Há pouco mais de 10 anos, vender café em restaurantes e bares era considerado quase impossível no Brasil. Acreditava-se, mesmo em lugares “chiques” que o cliente não pagaria pelo café, deveria ser gratuito e não precisava ser de alta qualidade. Restaurantes muito bons tinham café coado, sem muita preocupação.
Com o tempo, foram surgindo os cafés espressos, com suas máquinas, em diversos lugares. Começou-se um trabalho muito bem feito de de promover (e vender) o café de alta qualidade. Os especialistas dizem que um tripé garante o espresso perfeito: o café, a máquina e o barista (profissional que “tira” o café).
Os grãos precisam ser escolhidos, selecionados, provados e torrados corretamente. A máquina muito bem regulada. E o barista treinado para preparar e explicar, ensinar sobre o produto.
Pode-se ter como exemplo o vinho, com suas regiões, cepas, histórias e tradições. Tudo isso existe no café, e é cada dia mais explorado. Um exemplo de marketing bem feito, além de incluir atualmente as certificações de sustentabilidade (3 pilares: social, ambiental e econômico).
Hoje isso, é possível encontrar cafés de excelente qualidade em muitos lugares do Brasil. A primeira marca que ganhou espaço foi a italiana Illy, tradicionalíssima em espressos no mundo. Eles são muito bons de produto, de promoção e marketing, e em contar a história da empresa, da família e do café. Têm, por exemplo, uma coleção de xícaras pintadas, para promover discretamente o café deles. Financiam uma universidade corporativa para treinar e capacitar produtores que fornecem matéria-prima. Fazem anualmente um concurso que premia os cafés, que melhor se adequam ao blend da marca. Enfim, fazem um trabalho muito bem feito para promover a marca e garantir sustentação do market share e sobre-preço conquistados. Outro exemplo, muito bem-sucedido de café de alta qualidade e caro, é o Nespresso da Nestlé.
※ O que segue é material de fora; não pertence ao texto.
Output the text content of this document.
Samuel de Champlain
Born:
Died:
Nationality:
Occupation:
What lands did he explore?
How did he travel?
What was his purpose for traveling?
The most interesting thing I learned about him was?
Alguns produtores de cafés especiais perceberam que era preciso ser dono da marca para agregar mais valor ao seu produto. Um deles é o Café Fazenda Pessegueiro, da família Gonçalves Dias de Mococa-SP, capitaneado por Clóvis Gonçalves Dias Filho, ou Tio Clovinho como me acostumei a chamá-lo desde criança.
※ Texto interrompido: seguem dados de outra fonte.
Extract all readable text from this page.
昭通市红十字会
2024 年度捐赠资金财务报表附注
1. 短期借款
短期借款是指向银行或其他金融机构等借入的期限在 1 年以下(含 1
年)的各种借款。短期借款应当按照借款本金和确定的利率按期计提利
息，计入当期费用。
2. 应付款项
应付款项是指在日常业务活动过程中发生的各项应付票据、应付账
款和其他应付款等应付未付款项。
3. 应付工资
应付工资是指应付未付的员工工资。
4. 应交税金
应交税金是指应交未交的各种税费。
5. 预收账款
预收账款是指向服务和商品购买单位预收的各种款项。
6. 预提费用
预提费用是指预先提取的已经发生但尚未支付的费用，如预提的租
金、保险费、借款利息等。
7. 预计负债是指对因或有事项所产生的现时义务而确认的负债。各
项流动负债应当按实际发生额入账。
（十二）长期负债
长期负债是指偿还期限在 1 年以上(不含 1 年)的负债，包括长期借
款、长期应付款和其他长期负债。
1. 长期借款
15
O café Pessegueiro é produzido em uma única fazenda e ganhou um prêmio único, “The Hidden Treasure”, da SCAE (Associação Européia de Cafés Especiais). O primeiro e único café brasileiro a ganhar essa honraria. Há pouco tempo começaram a fornecer para a rede argentina Havanna. O café é especial. E tem história.
No entanto, parece que alguns locais entendem o café espresso como mais uma oportunidade de faturar, sem se atentar para a qualidade. Sem se preocupar com café, máquina ou barista. Ontem, no aeroporto de Campo Grande, tomei um espresso na Casa do Pão de Queijo que me assustou. Um café mal tirado, sem creme, nada especial, parecia mais um café coado e “cozido”, daqueles que ficam horas na garrafa térmica, ou em banho maria. O preço: R$ 2,00! Perguntei assustado: é esse o café espresso? A moça, indiferente, respondeu: sim. E virou-se. Em outras franquias da CPQ, o cuidado com o café é maior, parecido com dado ao pão de queijo (sou fã do recheado com polenguinho).
Quem vende café espresso de qualidade conseguiu fazer algo muito difícil, mudar o hábito do brasileiro. Criando um novo mercado, daqueles que pagam e apreciam cafés diferenciados. Isso é fantástico e deve ser comemorado. No entanto, quem vende gato por lebre precisa ser combatido. A melhor forma para isso é levar mais informação, ensinar o consumidor. Um ótimo exemplo é o vinho. Há mercado para vinhos caros e baratos, mas eles não se misturam.
Um café que simplesmente foi feito em uma máquina de espresso não pode ser vendido e entendido como o mesmo que um café gourmet, especial, com história, bem tirado. É preciso mais do que isso. Não vamos misturar o especial com o comum.